The racist “war on drugs”

People of all colors and income levels in the US use illegal drugs, for recreation or medical purposes or out of addiction. But enforcement is grossly unequal. For example, Blacks are arrested on drug charges up to five times more often than whites. The drug crusade is a war on the poor, especially Blacks and other people of color.

In low-income communities, jobs, education, and opportunity are severely limited. Street drugs can provide a form of self-medication for those with bleak futures. But poverty and inequality also spark revolt.

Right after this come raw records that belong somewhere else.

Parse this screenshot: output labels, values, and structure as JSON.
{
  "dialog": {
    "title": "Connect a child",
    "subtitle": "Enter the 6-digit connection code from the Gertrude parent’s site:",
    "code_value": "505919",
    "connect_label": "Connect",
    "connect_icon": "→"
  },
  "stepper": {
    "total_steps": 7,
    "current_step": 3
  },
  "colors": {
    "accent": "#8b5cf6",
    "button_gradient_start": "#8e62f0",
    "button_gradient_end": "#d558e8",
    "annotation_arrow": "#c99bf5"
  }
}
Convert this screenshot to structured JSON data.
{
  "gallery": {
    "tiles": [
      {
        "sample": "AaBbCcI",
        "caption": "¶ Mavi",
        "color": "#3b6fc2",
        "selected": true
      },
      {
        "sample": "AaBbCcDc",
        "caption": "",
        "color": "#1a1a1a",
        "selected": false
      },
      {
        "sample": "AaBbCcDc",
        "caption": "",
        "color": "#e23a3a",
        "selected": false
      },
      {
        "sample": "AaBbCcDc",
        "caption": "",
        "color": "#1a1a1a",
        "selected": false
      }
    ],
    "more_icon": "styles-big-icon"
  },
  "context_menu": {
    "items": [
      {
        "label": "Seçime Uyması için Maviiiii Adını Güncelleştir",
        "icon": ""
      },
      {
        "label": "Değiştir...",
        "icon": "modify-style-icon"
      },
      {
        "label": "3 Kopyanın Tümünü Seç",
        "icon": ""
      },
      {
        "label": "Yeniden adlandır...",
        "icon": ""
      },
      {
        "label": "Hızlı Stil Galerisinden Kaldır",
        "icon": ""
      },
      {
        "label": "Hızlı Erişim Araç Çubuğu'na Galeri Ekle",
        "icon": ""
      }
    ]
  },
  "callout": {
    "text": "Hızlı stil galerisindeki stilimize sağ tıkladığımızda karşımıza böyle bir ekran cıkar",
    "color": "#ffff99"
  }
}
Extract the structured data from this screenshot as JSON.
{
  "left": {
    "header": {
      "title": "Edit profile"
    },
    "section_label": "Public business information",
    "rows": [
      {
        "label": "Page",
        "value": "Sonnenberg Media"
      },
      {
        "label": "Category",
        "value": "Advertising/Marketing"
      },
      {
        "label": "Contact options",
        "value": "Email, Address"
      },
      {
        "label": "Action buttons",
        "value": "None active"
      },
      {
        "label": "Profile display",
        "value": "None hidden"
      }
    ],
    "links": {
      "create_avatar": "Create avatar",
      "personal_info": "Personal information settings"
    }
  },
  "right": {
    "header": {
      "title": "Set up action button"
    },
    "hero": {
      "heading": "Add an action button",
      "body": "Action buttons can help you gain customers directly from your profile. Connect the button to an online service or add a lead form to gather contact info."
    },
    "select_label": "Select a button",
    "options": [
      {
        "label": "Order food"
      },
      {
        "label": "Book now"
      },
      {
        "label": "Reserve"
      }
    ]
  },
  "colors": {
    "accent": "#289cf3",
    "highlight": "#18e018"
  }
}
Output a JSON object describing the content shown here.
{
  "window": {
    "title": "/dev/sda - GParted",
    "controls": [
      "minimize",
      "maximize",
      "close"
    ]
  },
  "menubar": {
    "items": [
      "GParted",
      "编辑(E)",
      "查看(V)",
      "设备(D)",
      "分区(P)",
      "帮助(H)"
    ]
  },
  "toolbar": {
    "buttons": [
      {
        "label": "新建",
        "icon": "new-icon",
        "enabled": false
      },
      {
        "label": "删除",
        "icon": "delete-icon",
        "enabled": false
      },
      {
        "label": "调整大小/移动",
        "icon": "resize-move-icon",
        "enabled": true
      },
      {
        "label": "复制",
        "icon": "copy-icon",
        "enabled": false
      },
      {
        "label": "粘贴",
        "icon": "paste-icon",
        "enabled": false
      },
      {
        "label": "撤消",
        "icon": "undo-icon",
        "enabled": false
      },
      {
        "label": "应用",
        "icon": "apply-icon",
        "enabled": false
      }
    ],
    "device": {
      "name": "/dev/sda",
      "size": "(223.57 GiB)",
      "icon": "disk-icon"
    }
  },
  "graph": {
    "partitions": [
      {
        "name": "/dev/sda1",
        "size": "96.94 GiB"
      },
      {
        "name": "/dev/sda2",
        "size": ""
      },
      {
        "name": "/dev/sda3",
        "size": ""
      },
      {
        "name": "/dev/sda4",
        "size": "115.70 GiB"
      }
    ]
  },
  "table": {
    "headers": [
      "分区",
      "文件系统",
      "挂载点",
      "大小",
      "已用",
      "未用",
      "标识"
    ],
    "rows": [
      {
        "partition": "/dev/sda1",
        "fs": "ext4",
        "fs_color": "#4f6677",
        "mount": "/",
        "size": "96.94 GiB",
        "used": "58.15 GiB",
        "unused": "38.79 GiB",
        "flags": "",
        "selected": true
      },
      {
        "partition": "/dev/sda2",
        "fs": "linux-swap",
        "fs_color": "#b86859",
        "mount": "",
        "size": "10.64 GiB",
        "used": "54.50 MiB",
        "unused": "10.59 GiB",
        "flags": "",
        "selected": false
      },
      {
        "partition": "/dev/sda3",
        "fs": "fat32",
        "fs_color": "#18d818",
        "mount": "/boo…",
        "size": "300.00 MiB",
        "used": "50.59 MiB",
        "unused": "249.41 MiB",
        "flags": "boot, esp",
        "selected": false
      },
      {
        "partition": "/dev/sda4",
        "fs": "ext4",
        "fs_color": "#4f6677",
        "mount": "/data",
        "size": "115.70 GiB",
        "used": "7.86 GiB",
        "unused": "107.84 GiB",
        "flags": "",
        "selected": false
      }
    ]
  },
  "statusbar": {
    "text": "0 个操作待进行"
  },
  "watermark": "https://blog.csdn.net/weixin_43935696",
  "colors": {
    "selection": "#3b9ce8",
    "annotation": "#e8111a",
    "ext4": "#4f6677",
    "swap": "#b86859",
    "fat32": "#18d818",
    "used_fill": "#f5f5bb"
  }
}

Controlling rebellion was the original goal of the “war on drugs” declared by President Richard Nixon in 1970. African Americans were rocking the power structure with struggles for civil rights and social justice. Their fights inspired other movements. Nixon was quoted as saying, “The whole problem is really the Blacks. The key is to devise a system [of squashing protest] that recognizes this while not appearing to.”

Today, Nixon’s “system” has spawned the highest imprisonment rate in the world. For Black men between 20 and 24 years old, it is one in nine. Eighty percent of all arrests are for drug possession, 40 percent of drug arrests are for marijuana.

The drug war has also put eight times more women in prison since 1980, most of them women of color. Women with drug convictions, many of them mothers, also typically get longer sentences than men.

Prisoners who are released are set up to fail. They are excluded from subsidized housing, college loans, and often jobs. Most lose their voting rights. These policies sabotage rehabilitation and punish the families of ex-felons too.

The anti-drug campaign is also used as a pretext to further criminalize immigrants and militarize the border. The Obama administration has said it favors treatment over incarceration, yet drug rehab is still unavailable to most people who need it. Instead, money is going for beefed-up border patrol.

The failure of drug laws is so clear that Law Enforcement Against Prohibition (LEAP) was launched in 2002 to call for legalization. Founder Jack Cole believes that drug prohibition should be ended, as was the prohibition of alcohol in 1933. “The day after we ended that terrible law, Al Capone and all his smuggling buddies were out of business.”

 

What can be done

The good news is that the legalization movement is growing. More people are calling for an end to police measures against street drugs, and for treating addiction as the health problem it is. In that light, here are effective ways to address the drug issue:

• End drug prohibition! Provide free rehabilitation for all who want it, with no waiting.

• Release prisoners convicted of petty drug crimes. Redirect money from prisons to job training, drug treatment, education and social services for ex-offenders. End punitive policies against ex-felons and restore their voting rights!

• Redirect the billions spent for drug wars to education, jobs and human services for poor communities, especially for young people.

• No US military intervention abroad. Stop covert US drug-dealing!